Hendeğin genişliği 20 metre; derinliği 10 m. Kuşatma durumunda suyla dolduruluyormuş ve bunun için belki de şehirdeki ‘açık hava sarnıçları’ (havuzlar) kullanılıyormuş. Bu açık hava sarnıçlarını da aslında gayet iyi biliyoruz: biri Karagümrük’teki Vefa Stadı; öteki Çarşamba’daki Çukur Bostan.

İşte inşaat olarak da bildiklerimiz bunlar.

Bir daha sefere, her İstanbul gezisinin başında kısaca verilmesi gereken bir şeyi anlatmaya çalışacağım: İstanbul’un tarihi; yani, Roma, Bizans, Osmanlı olayları.

-----

Bizanslılar kendilerine “Bizanslı” demezdi. Aslında “Bizans” diye bir kelimeyi hayatlarında duymamışlardı (tarihe çok meraklı olanlar dışında). Onlar kendilerine Romeos derlerdi, yani Romalı. Çünkü gerçekten Romalıydılar (Müslümanlar da onlara ‘Rum’ derdi nitekim).

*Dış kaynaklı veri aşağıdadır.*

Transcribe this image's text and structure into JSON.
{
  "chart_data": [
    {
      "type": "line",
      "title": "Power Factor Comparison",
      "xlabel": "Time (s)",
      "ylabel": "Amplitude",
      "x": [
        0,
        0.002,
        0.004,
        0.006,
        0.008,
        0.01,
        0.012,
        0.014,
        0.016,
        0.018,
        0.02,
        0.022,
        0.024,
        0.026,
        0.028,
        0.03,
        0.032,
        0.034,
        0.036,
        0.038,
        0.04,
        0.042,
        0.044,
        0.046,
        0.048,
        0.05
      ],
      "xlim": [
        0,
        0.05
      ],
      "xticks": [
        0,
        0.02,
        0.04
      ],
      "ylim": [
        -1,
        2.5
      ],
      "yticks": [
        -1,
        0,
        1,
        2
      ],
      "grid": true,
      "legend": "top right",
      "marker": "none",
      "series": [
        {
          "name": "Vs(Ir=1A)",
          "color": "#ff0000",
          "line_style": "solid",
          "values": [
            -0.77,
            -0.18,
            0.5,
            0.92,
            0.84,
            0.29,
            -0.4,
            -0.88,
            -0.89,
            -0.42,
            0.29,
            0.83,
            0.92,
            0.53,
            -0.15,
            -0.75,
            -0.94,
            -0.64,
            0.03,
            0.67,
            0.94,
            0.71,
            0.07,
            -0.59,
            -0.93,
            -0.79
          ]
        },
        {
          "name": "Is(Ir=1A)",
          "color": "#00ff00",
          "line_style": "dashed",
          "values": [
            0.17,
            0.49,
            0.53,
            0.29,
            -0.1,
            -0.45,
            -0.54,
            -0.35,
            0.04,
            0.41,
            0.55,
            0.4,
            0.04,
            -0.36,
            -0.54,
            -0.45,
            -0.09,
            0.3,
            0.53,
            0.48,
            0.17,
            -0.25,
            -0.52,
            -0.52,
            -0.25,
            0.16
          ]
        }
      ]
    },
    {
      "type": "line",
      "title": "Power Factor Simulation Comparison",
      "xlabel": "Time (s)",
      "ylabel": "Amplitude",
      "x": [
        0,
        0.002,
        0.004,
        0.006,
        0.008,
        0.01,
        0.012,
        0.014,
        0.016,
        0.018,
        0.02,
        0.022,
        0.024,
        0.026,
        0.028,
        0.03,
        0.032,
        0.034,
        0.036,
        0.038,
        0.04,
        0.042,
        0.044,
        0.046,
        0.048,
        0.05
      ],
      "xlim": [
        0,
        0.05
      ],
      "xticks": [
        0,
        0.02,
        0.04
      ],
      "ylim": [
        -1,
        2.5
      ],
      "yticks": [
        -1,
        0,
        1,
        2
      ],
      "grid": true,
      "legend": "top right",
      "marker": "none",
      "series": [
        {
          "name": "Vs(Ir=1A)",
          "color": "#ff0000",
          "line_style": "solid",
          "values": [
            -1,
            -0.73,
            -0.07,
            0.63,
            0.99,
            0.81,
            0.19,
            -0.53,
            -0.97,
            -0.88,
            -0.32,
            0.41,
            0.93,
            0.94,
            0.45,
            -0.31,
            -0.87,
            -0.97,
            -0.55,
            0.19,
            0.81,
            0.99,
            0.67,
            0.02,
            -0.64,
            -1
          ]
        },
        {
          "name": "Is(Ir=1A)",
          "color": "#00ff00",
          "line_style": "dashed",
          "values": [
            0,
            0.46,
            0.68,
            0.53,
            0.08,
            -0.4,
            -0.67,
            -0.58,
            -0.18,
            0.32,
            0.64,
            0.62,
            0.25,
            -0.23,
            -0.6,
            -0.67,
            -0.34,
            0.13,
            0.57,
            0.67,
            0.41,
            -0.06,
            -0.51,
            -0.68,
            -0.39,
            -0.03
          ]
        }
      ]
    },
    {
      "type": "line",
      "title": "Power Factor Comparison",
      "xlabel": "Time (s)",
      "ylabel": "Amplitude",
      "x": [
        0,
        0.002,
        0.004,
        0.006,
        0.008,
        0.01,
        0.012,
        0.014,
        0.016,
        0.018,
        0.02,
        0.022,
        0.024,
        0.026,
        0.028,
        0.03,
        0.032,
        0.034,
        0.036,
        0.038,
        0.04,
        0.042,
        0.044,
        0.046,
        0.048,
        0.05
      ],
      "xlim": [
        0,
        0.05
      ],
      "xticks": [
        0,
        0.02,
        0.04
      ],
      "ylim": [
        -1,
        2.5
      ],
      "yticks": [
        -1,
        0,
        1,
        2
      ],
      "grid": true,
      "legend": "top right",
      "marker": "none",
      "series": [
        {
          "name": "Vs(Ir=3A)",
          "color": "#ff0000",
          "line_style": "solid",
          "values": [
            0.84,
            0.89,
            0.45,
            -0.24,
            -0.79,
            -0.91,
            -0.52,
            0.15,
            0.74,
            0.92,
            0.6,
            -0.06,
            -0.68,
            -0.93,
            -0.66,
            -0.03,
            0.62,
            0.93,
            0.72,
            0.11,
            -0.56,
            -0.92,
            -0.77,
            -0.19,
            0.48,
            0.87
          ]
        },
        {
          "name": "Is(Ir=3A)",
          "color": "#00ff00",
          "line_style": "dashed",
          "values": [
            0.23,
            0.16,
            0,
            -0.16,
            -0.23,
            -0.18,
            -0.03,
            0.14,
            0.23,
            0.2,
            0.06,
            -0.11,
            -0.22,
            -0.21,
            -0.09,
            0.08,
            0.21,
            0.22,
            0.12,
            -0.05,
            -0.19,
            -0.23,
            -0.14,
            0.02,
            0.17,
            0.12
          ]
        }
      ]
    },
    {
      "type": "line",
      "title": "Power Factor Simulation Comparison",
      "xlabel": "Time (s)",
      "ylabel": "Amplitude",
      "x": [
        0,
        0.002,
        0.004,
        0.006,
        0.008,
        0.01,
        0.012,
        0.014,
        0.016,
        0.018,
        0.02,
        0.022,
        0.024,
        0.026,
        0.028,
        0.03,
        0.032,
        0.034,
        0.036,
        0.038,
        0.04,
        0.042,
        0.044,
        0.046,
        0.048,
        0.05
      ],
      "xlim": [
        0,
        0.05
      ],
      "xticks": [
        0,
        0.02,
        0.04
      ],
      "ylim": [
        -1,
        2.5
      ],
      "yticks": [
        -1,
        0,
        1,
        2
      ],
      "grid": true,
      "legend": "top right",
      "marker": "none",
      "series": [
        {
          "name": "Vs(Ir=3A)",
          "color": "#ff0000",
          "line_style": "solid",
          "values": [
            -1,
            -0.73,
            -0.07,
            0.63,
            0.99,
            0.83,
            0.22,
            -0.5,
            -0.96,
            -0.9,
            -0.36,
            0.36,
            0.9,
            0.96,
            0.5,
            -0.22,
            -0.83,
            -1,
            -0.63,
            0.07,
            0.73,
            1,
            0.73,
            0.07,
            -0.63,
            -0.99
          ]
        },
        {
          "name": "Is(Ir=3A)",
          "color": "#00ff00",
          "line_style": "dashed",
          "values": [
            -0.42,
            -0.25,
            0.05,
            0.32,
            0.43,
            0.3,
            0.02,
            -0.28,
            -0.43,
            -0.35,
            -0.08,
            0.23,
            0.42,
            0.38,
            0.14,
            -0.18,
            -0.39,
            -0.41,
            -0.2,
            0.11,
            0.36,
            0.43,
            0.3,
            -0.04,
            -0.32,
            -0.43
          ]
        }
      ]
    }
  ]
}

Üç yüzlü yıllarda Roma İmparatoru Büyük Constantinus, başkenti Roma kentinden bugün İstanbul’un olduğu yere taşımaya karar verdi. O zamanlar orada Bizantion adında küçük bir Yunan kolonisi vardı. Şimdiki Topkapı Sarayı ve civarını kaplıyordu.

Constantinus yeni başkentini kurdu, anıtlarla donattı. Adını da Yeni Roma koydu. Ama insanlar ona hep Constantinus’un şehri dediler ve isim öyle kaldı: yani Konstantinopolis.

O arada, Constantinus Hıristiyan da olmuştu ve Hıristiyanlığı imparatorluğun resmi dini yaptı.

Zamanla imparatorluğun batı kesimi yok oldu gitti; Roma kenti yağmalandı, istila edildi. Ama doğu tarafı kaldı ve Hıristiyan Roma İmparatorluğu olarak devam etti.

Anadolu taraflarında her işte kullanılan ortak dil her zaman Yunanca olmuştu. Nitekim, Konstantinopolis’te de öyle oldu. Resmi dil bir süre Latince olmaya devam etti ama sonunda o da Yunanca oldu. O kadar ki, hükümdarın adı bildiğimiz Latince ‘imperator’ iken, Yunanca ‘Basileus’ (Vasilevs) oldu.

Bir zaman vermek gerekirse, bu son dediğimiz olay, Müslümanların Bizanslılarla ilk savaşa tutuştuğu yıllarda gerçekleşmiş bulunuyordu (altı yüzlü yıllar).

Böylece, Roma devam etti ama Yunanca konuşan ve Hıristiyan, yani bambaşka bir medeniyet olarak.

Tarihçiler, çok sonraları (on dokuzuncu yüzyılda filan) bu kendine özgü uygarlıkla ilgilenmeye başladıklarında ona ayrı bir ad verme ihtiyacını duydular ve kentin ilk kurulduğu yerdeki Yunan kolonisinden hareketle ona ‘Bizans’ dediler.

Sonrası malum; Bizans ‘imparatorluğu” artık İstanbul surlarının gerisindeki bir avuç toprakta, iyice bakımsızlaşmış bir şehirde yaşayan 40-50 bin kişiden ibaret iken, Osmanlılar 1453’te kenti aldılar ve Roma İmparatorluğu işte o zaman son bulmuş oldu.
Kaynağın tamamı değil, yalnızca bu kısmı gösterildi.